DEV Community

nadavnaveh
nadavnaveh

Posted on

Why AI Agent Orchestration Needs Its Own Language

Something has been bugging me about the AI agent space: there's no standard way to define a team of agents.

The Problem

Every platform has its own config format. Claude Code wants AGENT.md files with YAML frontmatter. Cursor wants .mdc rules. OpenClaw wants soul.md plus skill files plus channel configs plus gateway setup. Codex wants TOML. And so on.

So if you build a 5-agent pipeline — say a code review system with an analyzer, security scanner, reviewer, reporter, and an approval gate — you end up with 20+ config files scattered across directories. No overview, no validation, no portability. Pure vibe coding.

Then someone says "we need this in Cursor too" — and you rewrite the whole thing from scratch. Different format, different structure, same agents.

This felt like the exact same problem infrastructure had before Terraform. Every cloud provider wanted different configs. No portability. No single source of truth.

What I Built

I built AgenTopology — a declarative language specifically for multi-agent systems. You define agents, flows, quality gates, hooks, group chats, and MCP servers in one readable file. Then one command scaffolds it to whichever platform you use.

Currently supports 7 targets: Claude Code, OpenClaw, Cursor, Codex, Gemini CLI, Copilot, and Kiro.

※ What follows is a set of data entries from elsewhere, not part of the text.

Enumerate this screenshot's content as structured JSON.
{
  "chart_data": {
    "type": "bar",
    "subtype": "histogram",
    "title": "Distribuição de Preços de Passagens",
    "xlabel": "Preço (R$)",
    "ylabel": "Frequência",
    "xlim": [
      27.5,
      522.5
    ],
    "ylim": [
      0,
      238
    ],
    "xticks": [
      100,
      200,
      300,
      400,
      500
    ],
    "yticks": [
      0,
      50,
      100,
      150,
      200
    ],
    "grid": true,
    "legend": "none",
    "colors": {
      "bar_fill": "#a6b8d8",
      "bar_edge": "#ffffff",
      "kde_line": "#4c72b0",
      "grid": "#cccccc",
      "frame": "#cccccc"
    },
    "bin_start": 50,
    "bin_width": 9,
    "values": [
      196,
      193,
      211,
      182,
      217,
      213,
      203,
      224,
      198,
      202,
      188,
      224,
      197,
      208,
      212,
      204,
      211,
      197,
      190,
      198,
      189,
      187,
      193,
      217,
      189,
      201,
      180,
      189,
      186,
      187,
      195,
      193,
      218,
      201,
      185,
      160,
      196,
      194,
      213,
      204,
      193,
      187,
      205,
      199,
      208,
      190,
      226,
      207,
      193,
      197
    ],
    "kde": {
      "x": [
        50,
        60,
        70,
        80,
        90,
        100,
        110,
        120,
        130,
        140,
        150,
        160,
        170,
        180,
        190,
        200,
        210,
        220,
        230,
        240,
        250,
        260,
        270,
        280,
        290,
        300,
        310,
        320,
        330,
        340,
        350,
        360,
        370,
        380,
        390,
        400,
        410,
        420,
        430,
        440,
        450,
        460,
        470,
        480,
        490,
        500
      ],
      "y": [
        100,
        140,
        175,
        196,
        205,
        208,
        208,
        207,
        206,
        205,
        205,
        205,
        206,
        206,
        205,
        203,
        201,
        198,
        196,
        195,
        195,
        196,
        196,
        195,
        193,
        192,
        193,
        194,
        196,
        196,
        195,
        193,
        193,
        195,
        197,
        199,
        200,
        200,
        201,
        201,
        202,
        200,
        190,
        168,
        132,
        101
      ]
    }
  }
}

The Part That Makes It Actually Usable

It ships with a Claude Code skill. You type /agentopology, describe what you want — "give me a code review team with an analyzer, scanner, and reviewer" — and it builds the whole thing. No syntax to learn. No docs to read.

Then you can visualize the entire topology as an interactive graph. Click any node and see all its tools, connections, MCP servers, hooks, and config. This is what a code review pipeline looks like in the visualizer:

AgenTopology Visualizer

Every agent, every connection, every gate — visible in one view.

How It Works

  1. Describe your team (via skill or write an .at file)
  2. Validate — 29 built-in rules catch errors before you deploy
  3. Visualize — interactive graph of the full architecture
  4. Scaffold — one command generates all platform configs

Want to switch from Claude Code to OpenClaw? Change --target claude-code to --target openclaw. Same team, zero rewrite.

Want to add a hook? Tell the skill "add a hook that formats code after every write." Want to add a gate? "Add a quality gate between builder and reviewer." The skill handles the syntax.

Try It

npm install -g agentopology
Enter fullscreen mode Exit fullscreen mode

Then in Claude Code:

ln -s $(npm root -g)/agentopology/skill .claude/skills/agentopology
Enter fullscreen mode Exit fullscreen mode

Type /agentopology and describe your team.

Open source, Apache 2.0: github.com/agentopology/agentopology

Website: agentopology.com


I'm curious — is a declarative approach the right direction for multi-agent orchestration? Or is it too early to standardize? Would love to hear what problems you've run into building agent teams.